A contact member on at least one side of the fixing device for holding the recording material at the nip portion, which contacts the recording material, is formed in a belt or film form. The fixing device has a pressure change mechanism that can apply different pressurizing forces in a recording material transport direction, from a rear side of the film in a portion corresponding to the nip. An area ratio between the high pressure portion above a preset threshold and the low pressure portion below the preset threshold is controlled by the pressure change mechanism. While maintaining the fixability, the toner surface gloss can be controlled in a range of the low gloss to the high gloss.

Also, the inlet of the nip and the outlet thereof are secured in positions and the area ratio between the high pressure portion above the preset threshold and the low pressure portion below the preset threshold in the nip is controlled, thereby controlling the gloss of the image forming part. Thus, a stable behavior of the recording material at the transfer portion of the recording material between the upstream side and the downstream side of the fixing device is kept as well as the fixability is assured, while the toner surface gloss can be controlled in a range from the low gloss to the high gloss.
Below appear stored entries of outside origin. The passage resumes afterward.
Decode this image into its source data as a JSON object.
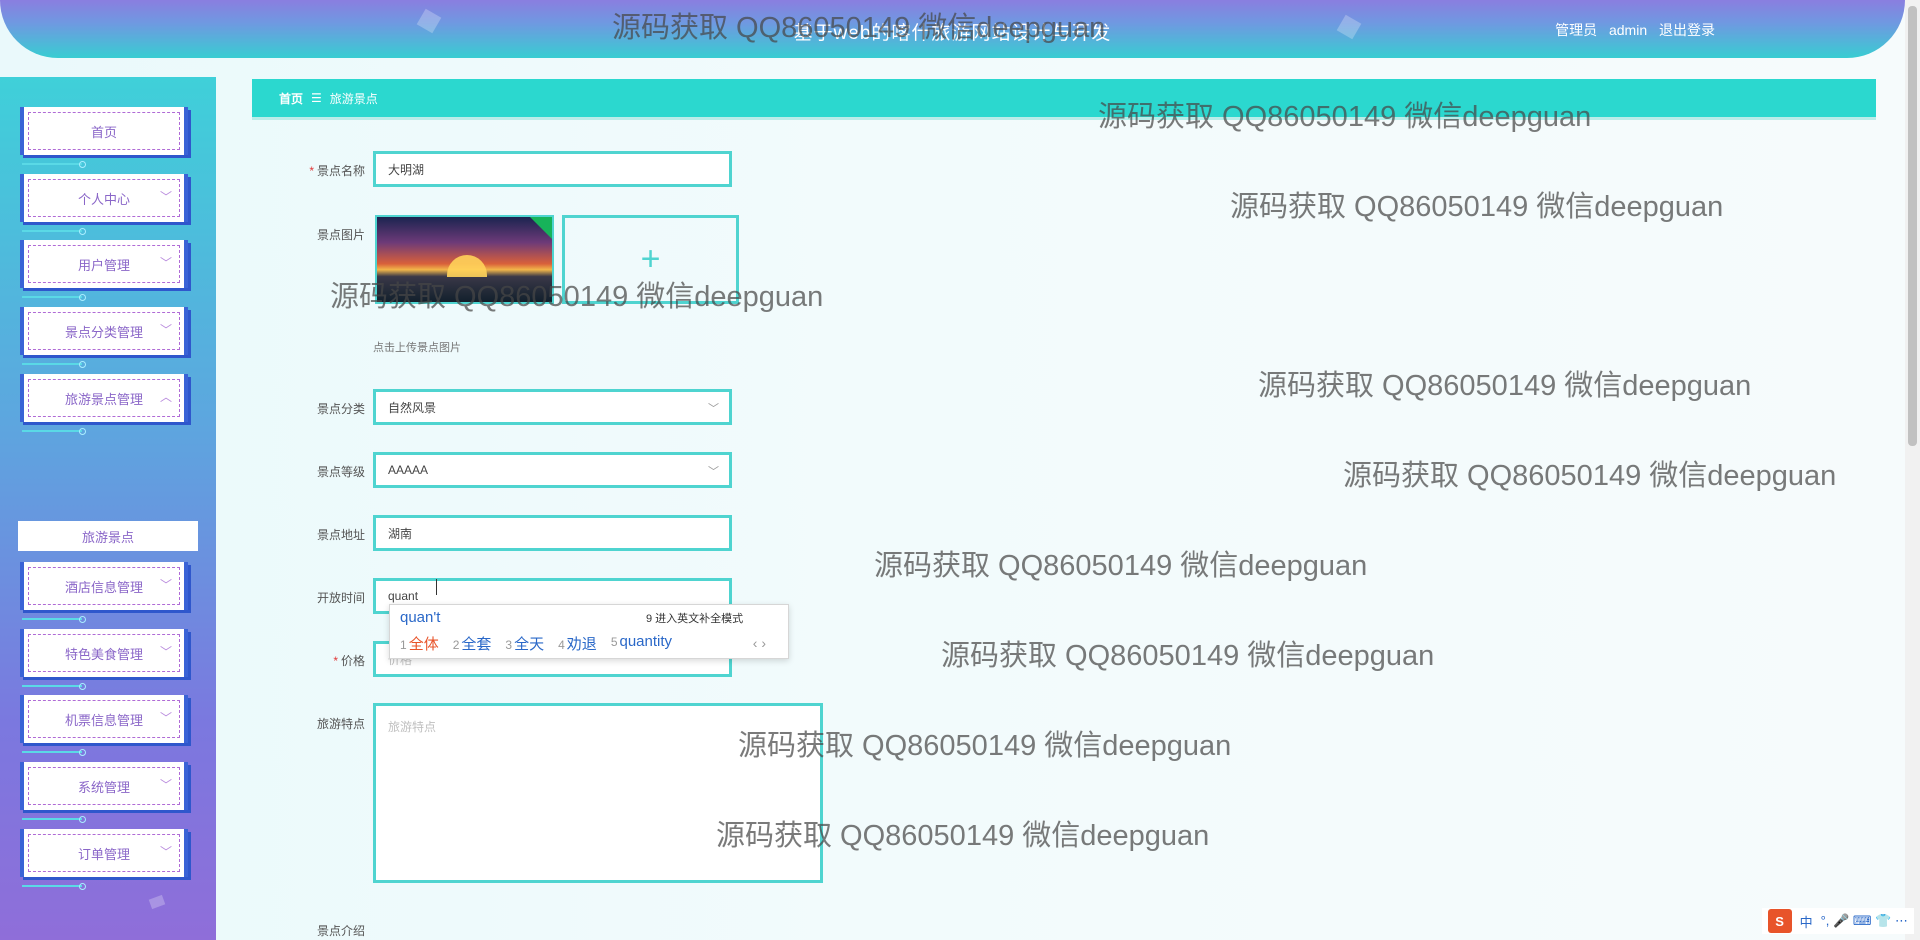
{
  "header": {
    "title": "基于web的喀什旅游网站设计与开发",
    "user_role": "管理员",
    "username": "admin",
    "logout": "退出登录"
  },
  "sidebar": {
    "items": [
      {
        "label": "首页"
      },
      {
        "label": "个人中心"
      },
      {
        "label": "用户管理"
      },
      {
        "label": "景点分类管理"
      },
      {
        "label": "旅游景点管理"
      },
      {
        "label": "酒店信息管理"
      },
      {
        "label": "特色美食管理"
      },
      {
        "label": "机票信息管理"
      },
      {
        "label": "系统管理"
      },
      {
        "label": "订单管理"
      }
    ],
    "submenu_active": "旅游景点"
  },
  "breadcrumb": {
    "home": "首页",
    "separator": "☰",
    "current": "旅游景点"
  },
  "form": {
    "name": {
      "label": "景点名称",
      "value": "大明湖"
    },
    "image": {
      "label": "景点图片",
      "hint": "点击上传景点图片",
      "upload_icon": "+"
    },
    "category": {
      "label": "景点分类",
      "value": "自然风景"
    },
    "level": {
      "label": "景点等级",
      "value": "AAAAA"
    },
    "address": {
      "label": "景点地址",
      "value": "湖南"
    },
    "open_time": {
      "label": "开放时间",
      "value": "quant"
    },
    "price": {
      "label": "价格",
      "placeholder": "价格"
    },
    "features": {
      "label": "旅游特点",
      "placeholder": "旅游特点"
    },
    "intro": {
      "label": "景点介绍"
    }
  },
  "ime": {
    "composition": "quan't",
    "mode_hint": "9 进入英文补全模式",
    "candidates": [
      {
        "n": "1",
        "text": "全体"
      },
      {
        "n": "2",
        "text": "全套"
      },
      {
        "n": "3",
        "text": "全天"
      },
      {
        "n": "4",
        "text": "劝退"
      },
      {
        "n": "5",
        "text": "quantity"
      }
    ],
    "arrows": "‹ ›"
  },
  "watermark": {
    "text": "源码获取 QQ86050149 微信deepguan"
  },
  "tray": {
    "logo": "S",
    "lang": "中",
    "symbols": "°, 🎤 ⌨ 👕 ⋯"
  }
}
Also, the contact member on at least one side of the fixing device for holding the recording material at the nip portion is formed in a belt or film form. The fixing device has the pressure change mechanism that can control the pressure applied from the rear side of the film at the portion corresponding to the nip portion in a divided form in the recording material transport direction. The pressure change mechanism can apply the pressure at two pressure levels, i.e., the high pressure above the preset threshold and the low pressure below the preset threshold. The area ratio between the high pressure portion and the low pressure portion is controlled, thereby stabilizing the behavior of the paper within the nip portion. In addition, while maintaining the fixability, the toner surface gloss can be controlled in a range from the low gloss to the high gloss. Hereinabove, the embodiment of the present invention has been described. However, the present invention is by no means limited to the above embodiment but may allow any modifications without departing from the technical concept of the present invention.

Claims

1. An image heating apparatus comprising:

a heating member for heating a toner image formed on a recording material;

a plurality of pressure members for pressurizing the heating member to form a nip portion where the recording material is nipped and transported, in which a pressurizing force is changeable, the pressure members being arranged alone a transport direction of the recording material;

gloss selecting means for selecting a gloss of an image to be formed; and

pressurizing force selecting means for selecting the pressurizing forces of said pressure members independently of one another according to the gloss selected by said gloss selecting means

wherein when the gloss selected by the gloss selecting means is made high, the large pressurizing force is selected for a pressure member of said pressure members positioned on a downstream side in the transport direction of the recording material.

2. An image heating apparatus according to claim 1, wherein said heating member has a surface layer formed of a fluororesin.

3. An image heating apparatus according to claim 1, wherein said heating member has an elastic layer.

4. An image heating apparatus according to claim 1, wherein said toner contains oil.

5. An image heating apparatus according to claim 1, further comprising a rotatable belt, wherein said pressure members pressurize said heating member through said belt.

6. An image forming apparatus that has unfixed image forming means for forming an unfixed image, comprising an image heating apparatus according to claim 1.